Thursday, 21 May 2026
Gaurav Soni, Founder and Managing Director, Botanic Healthcare For years, talks about Indian plants have been about how they compete with other countries, usually China. These talks have been shaped…
Gaurav Soni, Founder and Managing Director, Botanic Healthcare
For years, talks about Indian plants have been about how they compete with other countries, usually China. These talks have been shaped by things like pricing pressure, the size of the farms, and the fact that the US is the biggest exporter. But this view doesn’t take into account the real problem that Indian botanicals are facing right now. The biggest competition isn’t based on where you live. It is fake substitutes.
Brand priorities are changing in the global nutraceutical and wellness business. More and more, big multinational companies want ingredients that they can count on. They want molecules that work the same way every time, don’t get contaminated easily, have prices that are easy to predict, and can be quickly scaled up. These needs naturally make synthetic options more appealing. Not because synthetic products are better, but because they make things more certain.
People are still interested in natural products, so this change isn’t because of that. The global market for botanical extracts is steadily growing, which shows that there is a strong need for health solutions based on plants. The only thing that has changed is how much people can handle change. Brands are less willing to put up with uncertainty in agriculture these days, especially since there is more regulatory scrutiny, audit expectations, and quarterly performance pressures.
It is hard for agriculture to meet this need for predictability. It can take six to eighteen months for a plant-based ingredient to go from being grown to being ready to use. Things like the weather, the quality of the soil, the availability of workers, and how crops are handled after they are harvested can all have an effect on the results. Bad weather in important ashwagandha-growing areas of India in 2023 caused big drops in yields, which drove up the price of raw materials. These kinds of problems are no longer one-time events. Climate change is now a permanent problem.
Tight supply-demand margins make the problem worse. India grows ashwagandha on about 10,780 hectares, which is just enough to meet current demand. With such a small margin, one bad season does more than just mess up procurement. It often makes formulation teams rethink the ingredient completely, which speeds up the switch to synthetic substitutes.
The industry is also partly to blame for not getting the issue right. Botanicals are often treated as interchangeable goods, with the main factor being the price per kilogram. Long-term formulation security often comes in second place. When prices go up and synthetic options come out at much lower prices, reformulation is the best way to go. Once a plant-based ingredient is replaced, it almost never comes back. This is because synthetic molecules quickly become part of regulatory documents, stability studies, and global supply systems.

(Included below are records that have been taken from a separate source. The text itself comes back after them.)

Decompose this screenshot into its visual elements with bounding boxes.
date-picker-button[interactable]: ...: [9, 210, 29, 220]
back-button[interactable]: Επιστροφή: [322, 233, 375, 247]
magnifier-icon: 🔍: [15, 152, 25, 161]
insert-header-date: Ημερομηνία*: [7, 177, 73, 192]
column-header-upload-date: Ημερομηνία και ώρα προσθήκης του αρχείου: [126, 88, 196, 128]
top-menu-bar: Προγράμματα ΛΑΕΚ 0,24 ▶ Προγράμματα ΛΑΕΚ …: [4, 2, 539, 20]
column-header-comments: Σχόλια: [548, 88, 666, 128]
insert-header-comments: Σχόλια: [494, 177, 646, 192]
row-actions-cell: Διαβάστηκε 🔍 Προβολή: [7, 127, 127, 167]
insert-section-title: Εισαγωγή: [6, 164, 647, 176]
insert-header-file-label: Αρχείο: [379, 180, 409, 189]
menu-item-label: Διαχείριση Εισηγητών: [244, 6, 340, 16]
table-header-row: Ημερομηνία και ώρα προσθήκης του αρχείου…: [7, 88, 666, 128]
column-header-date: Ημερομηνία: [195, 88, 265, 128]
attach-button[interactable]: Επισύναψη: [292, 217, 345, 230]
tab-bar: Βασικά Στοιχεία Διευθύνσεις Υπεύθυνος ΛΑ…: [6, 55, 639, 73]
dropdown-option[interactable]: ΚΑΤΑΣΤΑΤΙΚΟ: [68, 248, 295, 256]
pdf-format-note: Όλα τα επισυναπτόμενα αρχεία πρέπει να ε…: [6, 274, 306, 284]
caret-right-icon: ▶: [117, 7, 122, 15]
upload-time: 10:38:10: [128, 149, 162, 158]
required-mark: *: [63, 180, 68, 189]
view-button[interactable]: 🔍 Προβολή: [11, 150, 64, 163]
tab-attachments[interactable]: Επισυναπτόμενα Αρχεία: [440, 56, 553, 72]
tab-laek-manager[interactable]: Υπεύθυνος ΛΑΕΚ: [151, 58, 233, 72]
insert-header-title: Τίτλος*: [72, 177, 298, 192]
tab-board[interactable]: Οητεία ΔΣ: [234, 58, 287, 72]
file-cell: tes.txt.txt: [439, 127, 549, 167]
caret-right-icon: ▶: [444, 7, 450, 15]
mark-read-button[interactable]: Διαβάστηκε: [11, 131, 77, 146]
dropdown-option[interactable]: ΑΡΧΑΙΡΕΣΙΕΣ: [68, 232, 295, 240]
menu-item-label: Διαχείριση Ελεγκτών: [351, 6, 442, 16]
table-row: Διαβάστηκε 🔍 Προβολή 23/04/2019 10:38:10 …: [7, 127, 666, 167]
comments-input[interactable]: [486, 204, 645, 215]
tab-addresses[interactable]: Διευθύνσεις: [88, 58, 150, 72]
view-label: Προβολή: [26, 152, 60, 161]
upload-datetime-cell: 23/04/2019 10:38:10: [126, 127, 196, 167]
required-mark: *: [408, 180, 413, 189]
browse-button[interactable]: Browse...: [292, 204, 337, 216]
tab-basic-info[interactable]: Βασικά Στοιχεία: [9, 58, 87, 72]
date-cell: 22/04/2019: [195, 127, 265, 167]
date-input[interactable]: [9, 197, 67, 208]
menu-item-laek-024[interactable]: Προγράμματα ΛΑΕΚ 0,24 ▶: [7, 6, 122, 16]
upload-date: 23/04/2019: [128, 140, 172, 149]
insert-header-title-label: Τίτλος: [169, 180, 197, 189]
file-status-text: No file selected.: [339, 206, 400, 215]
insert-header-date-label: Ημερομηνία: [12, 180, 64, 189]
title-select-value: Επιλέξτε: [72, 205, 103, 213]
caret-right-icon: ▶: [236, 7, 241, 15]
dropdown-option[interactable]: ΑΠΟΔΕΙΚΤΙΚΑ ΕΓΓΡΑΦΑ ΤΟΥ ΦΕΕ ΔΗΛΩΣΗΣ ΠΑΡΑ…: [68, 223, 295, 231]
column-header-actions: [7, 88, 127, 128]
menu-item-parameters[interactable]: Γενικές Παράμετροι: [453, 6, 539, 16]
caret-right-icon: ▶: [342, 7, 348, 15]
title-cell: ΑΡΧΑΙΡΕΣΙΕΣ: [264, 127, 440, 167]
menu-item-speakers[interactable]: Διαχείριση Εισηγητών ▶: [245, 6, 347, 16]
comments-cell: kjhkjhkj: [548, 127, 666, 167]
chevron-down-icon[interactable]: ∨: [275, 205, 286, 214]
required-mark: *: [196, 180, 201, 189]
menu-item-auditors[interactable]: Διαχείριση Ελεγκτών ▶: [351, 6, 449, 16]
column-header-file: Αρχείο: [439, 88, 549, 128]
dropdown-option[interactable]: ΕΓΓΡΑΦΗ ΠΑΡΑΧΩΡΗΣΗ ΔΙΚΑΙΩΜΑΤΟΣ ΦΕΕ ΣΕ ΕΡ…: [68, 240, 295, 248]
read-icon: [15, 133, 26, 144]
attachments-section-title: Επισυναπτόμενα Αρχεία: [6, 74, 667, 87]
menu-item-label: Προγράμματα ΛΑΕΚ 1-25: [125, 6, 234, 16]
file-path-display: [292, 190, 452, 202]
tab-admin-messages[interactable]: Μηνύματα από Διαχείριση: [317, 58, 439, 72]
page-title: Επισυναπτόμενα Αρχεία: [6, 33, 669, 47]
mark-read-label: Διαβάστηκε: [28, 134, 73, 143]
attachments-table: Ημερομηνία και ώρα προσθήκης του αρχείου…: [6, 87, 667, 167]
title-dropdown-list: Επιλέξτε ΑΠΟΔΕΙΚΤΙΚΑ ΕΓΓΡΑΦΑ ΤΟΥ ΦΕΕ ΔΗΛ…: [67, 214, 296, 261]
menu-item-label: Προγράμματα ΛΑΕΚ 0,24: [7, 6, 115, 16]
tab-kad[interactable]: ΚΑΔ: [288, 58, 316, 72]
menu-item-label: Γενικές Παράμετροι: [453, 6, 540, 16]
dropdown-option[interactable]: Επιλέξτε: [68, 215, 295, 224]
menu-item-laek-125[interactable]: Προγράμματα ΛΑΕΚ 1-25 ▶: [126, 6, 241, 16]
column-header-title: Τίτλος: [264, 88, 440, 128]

Indian exporters feel this pressure very strongly. Climate stress, a lack of workers, and inconsistent yields are all driving up the cost of raw materials, but the prices of finished ingredients don’t always keep up. Synthetic ingredients work well to set a price limit. When botanicals go over that limit, profit margins get smaller and pricing power goes away. Problems with quality make this problem worse. The presence of active content, heavy metals, pesticide residues, and microbial load continues to make it hard for regulated markets to accept.
Demographics are at the heart of these problems. Only about 20% of the raw materials used to make medicines in India come from organized farming. The other 80% comes from the wild and forests. This makes it impossible to avoid changes in the composition of the soil, the amount of rain, the altitude, the amount of pollution, and the way crops are harvested. Many rejections from other countries are not because the extraction process failed, but because there were problems with the raw material source.
We don’t need to give up on plants or try to beat synthetic chemicals in a direct way. It means picking the right areas and using science to back them up. Indian botanicals should be grown in places with a lot of land, consistent rainfall, soil that is free of pesticides, clean air, and farming methods that are good for the environment. Handling things properly after harvest is also very important.
But just looking at demographics isn’t enough. These farming models need to be checked. To build an agricultural system that regulators and global brands can trust, you need to do soil profiling, geographic traceability, regular testing of active markers, degradation studies, and strong microbiological controls.
Synthetic ingredients make things easier and give you more control, but they can’t always match the complexity of whole plant systems. More and more clinical evidence shows that full-spectrum botanical extracts work better than isolated molecules. This complicatedness is still one of India’s best features.
India is one of seventeen mega biodiverse countries. It has thousands of medicinal plant species and a long history of traditional knowledge. No lab can make this much depth on a large scale. But now, complexity without control is not enough. People who combine the wealth of nature with modern science will own the future.
This moment calls for coordinated action, investment, and a promise to raise Indian botanicals from being just goods to being globally strategic assets for policymakers, manufacturers, and brand leaders.
Laboratories will keep getting better at what they do, but being efficient doesn’t mean being complicated. If we put money into smart farming, thorough testing, and science that can stand up to scrutiny from all over the world, Indian botanicals can stay important around the world. Convenience, not China, is the real competition. Indian botanicals can still get through this problem.